“My work is generally very hopeful. I’m thinking about life post all this bullshit, post all the oppression,” Ferrari Sheppard declares, envisioning a world where Black people are free from the violent history of slavery. If the titles of James Baldwin’s 1963 book The Fire Next Time and Tupac Shakur’s iconic “Holler If Ya Hear Me” record of 1993 birthed a creative brainchild, it would be Sheppard. On the heels of a decade-long hiatus from art making, Sheppard has returned more poignant than ever and with an eternal optimism illuminating from within. The artist’s first solo show, “Heroines of Innocence,” presented at Wilding Cran Gallery in Los Angeles, sold out before it even opened.
Over ten years ago, when he was a student at the School of the Art Institute of Chicago, Sheppard became inspired by Renaissance-era master storytellers of hyperrealism. In time, his evocative style took shape, bearing fruit in large figurative abstract paintings. But life immediately after college would see Sheppard take a different path. A stint in journalism, interviewing the likes of Erykah Badu, M.I.A. and Little Dragon for his own publication— the now-defunct Stop Being Famous—led to the formation of alternative Hip Hop group Dec 99th with Mos Def, while Sheppard was living in Africa. For years, Sheppard traveled the continent, calling Tanzania, Ethiopia and parts of South Africa home. Encumbered by homeland security upon reentry to the US in 2016, he was again, as in childhood, confronted with the realities of being a Black person in America. “When I came back, I was detained for six or seven hours.
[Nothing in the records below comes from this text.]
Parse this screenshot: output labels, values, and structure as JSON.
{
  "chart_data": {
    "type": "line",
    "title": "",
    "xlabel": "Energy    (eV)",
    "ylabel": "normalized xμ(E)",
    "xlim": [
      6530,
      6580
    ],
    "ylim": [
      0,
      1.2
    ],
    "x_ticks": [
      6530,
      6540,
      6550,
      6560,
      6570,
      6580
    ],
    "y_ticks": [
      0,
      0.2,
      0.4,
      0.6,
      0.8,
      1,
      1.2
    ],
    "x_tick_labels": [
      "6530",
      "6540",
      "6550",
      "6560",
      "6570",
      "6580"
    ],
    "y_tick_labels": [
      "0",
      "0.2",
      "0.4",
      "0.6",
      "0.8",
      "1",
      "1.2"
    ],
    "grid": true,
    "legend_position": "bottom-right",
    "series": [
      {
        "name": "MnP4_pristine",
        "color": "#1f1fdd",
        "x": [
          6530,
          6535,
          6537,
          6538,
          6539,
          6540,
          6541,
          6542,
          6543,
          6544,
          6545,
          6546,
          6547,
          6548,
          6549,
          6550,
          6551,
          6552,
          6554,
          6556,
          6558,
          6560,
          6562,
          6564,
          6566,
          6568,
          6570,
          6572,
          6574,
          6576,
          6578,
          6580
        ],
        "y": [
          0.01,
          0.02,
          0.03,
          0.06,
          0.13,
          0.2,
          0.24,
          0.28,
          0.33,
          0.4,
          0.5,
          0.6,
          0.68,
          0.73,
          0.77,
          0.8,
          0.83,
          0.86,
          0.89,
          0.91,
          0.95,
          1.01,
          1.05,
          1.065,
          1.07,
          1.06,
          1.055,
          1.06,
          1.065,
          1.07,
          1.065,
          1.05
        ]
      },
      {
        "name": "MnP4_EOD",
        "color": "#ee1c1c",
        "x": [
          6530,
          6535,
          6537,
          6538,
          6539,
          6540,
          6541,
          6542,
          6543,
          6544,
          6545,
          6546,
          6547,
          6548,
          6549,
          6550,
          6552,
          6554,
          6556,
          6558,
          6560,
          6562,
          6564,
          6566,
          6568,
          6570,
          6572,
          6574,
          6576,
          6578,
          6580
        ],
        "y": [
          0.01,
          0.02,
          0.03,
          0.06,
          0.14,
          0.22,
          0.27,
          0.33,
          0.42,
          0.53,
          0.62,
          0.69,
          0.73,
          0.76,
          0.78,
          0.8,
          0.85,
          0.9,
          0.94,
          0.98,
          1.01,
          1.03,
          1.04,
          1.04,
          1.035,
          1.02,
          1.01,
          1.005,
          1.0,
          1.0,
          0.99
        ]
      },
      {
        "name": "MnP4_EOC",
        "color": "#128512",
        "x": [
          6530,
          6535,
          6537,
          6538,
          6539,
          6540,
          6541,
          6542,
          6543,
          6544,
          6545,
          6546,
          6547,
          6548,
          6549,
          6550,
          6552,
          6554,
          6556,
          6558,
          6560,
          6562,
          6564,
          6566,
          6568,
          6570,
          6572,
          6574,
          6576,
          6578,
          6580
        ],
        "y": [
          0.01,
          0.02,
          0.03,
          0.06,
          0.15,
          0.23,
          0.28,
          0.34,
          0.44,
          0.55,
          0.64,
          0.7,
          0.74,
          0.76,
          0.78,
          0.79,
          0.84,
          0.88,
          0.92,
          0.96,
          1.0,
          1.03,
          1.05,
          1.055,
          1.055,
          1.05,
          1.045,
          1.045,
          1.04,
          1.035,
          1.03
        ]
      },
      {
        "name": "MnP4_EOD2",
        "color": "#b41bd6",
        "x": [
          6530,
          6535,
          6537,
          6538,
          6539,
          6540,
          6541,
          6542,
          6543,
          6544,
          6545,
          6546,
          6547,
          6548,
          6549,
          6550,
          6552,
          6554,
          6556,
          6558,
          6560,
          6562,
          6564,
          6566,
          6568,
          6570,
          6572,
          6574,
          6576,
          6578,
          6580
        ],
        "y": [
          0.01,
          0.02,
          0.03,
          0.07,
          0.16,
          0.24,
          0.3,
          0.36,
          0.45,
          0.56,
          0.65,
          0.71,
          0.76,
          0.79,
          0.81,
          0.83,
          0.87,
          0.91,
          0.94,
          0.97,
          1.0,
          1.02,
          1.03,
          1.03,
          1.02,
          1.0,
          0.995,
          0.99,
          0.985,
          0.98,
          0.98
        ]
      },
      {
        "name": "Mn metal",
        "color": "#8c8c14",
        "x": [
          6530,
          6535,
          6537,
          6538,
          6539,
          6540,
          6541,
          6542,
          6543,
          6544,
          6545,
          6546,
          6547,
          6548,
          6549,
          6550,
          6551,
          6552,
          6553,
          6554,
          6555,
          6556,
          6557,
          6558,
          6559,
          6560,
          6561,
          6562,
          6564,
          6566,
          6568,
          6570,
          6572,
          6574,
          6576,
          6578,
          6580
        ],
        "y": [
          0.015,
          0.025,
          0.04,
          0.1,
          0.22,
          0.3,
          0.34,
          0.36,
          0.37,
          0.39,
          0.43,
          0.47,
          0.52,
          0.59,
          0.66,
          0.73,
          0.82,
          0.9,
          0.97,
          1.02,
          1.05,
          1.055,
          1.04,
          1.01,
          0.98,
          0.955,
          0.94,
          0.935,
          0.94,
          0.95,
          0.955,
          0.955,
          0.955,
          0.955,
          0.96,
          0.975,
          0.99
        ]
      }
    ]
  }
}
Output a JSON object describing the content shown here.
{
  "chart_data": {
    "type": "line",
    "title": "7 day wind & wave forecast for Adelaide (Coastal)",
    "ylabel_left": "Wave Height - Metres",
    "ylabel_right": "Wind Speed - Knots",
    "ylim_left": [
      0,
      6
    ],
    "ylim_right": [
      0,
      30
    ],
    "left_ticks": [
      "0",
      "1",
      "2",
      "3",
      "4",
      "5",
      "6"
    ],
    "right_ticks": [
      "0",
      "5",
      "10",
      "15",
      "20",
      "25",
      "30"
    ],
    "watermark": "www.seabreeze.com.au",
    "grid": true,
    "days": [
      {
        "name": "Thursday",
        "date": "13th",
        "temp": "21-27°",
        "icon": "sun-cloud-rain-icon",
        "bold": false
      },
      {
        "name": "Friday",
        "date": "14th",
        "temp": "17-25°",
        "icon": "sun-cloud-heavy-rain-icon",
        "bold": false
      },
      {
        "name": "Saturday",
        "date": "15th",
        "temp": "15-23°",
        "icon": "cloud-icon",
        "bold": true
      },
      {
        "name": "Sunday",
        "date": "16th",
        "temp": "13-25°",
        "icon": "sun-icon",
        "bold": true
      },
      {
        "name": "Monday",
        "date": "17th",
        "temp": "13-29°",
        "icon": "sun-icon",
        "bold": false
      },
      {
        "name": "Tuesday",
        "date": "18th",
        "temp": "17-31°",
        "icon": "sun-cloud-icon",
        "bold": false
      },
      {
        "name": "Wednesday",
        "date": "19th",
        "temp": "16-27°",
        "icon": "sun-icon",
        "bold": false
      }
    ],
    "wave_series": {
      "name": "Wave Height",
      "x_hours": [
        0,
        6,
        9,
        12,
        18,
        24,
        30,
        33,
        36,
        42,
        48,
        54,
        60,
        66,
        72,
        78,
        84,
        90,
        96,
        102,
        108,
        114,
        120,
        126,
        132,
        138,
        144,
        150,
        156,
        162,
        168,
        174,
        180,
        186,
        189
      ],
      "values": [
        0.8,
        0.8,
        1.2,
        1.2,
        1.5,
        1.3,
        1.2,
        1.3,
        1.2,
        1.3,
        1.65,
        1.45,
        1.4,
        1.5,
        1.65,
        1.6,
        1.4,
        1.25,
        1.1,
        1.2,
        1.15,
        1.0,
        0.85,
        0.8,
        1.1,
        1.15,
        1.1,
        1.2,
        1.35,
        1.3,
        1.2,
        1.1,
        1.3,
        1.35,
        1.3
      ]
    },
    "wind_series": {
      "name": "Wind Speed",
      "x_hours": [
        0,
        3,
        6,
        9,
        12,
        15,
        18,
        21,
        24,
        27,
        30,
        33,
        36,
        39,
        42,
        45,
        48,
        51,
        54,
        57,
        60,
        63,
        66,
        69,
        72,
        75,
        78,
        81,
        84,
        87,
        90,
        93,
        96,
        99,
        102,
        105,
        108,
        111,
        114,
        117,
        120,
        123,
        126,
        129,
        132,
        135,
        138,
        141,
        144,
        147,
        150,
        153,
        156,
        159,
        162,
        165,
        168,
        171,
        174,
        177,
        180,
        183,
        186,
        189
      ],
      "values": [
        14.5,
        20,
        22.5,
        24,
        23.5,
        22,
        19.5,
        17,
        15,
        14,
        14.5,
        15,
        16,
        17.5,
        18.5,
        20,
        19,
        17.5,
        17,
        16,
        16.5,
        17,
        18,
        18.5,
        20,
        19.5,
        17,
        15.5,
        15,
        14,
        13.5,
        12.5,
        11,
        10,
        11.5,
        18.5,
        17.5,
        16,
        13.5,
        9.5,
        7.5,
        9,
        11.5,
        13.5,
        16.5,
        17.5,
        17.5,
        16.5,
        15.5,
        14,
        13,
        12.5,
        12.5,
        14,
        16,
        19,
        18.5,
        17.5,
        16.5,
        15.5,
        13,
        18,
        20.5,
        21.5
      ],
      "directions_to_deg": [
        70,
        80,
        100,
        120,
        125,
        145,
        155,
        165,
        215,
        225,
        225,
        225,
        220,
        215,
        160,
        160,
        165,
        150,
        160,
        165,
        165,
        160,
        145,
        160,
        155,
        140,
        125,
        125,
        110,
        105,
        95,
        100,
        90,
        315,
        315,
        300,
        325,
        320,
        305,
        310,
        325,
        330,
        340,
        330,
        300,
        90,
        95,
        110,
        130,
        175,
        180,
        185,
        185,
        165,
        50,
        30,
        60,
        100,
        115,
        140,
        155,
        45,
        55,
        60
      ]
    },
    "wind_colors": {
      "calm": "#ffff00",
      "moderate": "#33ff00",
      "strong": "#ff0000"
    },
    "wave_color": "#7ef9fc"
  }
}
They wanted to know why I’d been living in Africa,” he reflects. “It was like ‘welcome back, get your hands up against the wall.’”
Born in New York and raised in Chicago in the 1990s, Sheppard lived through the urban decay prevalent in inner cities where racist criminal policies resulted in the over-policing of Black men and the deterioration of Black neighborhoods. “The police would literally pull me and my friends over so many times that I thought our existence was wrong,” he recalls. From the effects of the War on Drugs of the ’70s to the 1994 Crime Bill—which ignited the flame of mass incarceration that still results in one in three Black men in America entering the prison system in their lifetime—Sheppard witnessed the criminal justice system wreak havoc on his community. “Low level crack dealers were getting draconian sentences under the mandatory minimum sentencing laws. One gram of crack rock would get you the same amount of time as 100 grams of powder cocaine. It was used as a reason to completely erase parts of my generation.”
Facing the trauma of Black life in America, how does one wrestle with the seemingly endless stream of violence and terror that white America continues to inflict on Black citizens? “Pain is easy for me, because I’ve experienced it, and I think every human being has experienced pain; but, to be able to articulate beauty, that is rare, and it’s so necessary in this world,” Sheppard reveals. The illustrious and eponymous series debuted in “Heronies of Innocence” transports viewers to a new world that is both far from reality yet instantly nostalgic. Filled with joy, Black children play with carefree exuberance, mothers clutch their babies lovingly and women find indulgent moments of healing solitude in quiet repose.
A sense of purity fills Sheppard’s canvases, made more magnificent through a radical new imagination of Black life. Rendered in acrylic and charcoal elaborated with 24-karat gold leaf, figures come alive under muted tones entwined with livelier hues. With a window cracked open ever so slightly, Sheppard offers a glimpse into a universe of his own making, summoning a well of emotion with intense clarity. How does Sheppard see us? “I started to envision a world where Black people had never been enslaved.”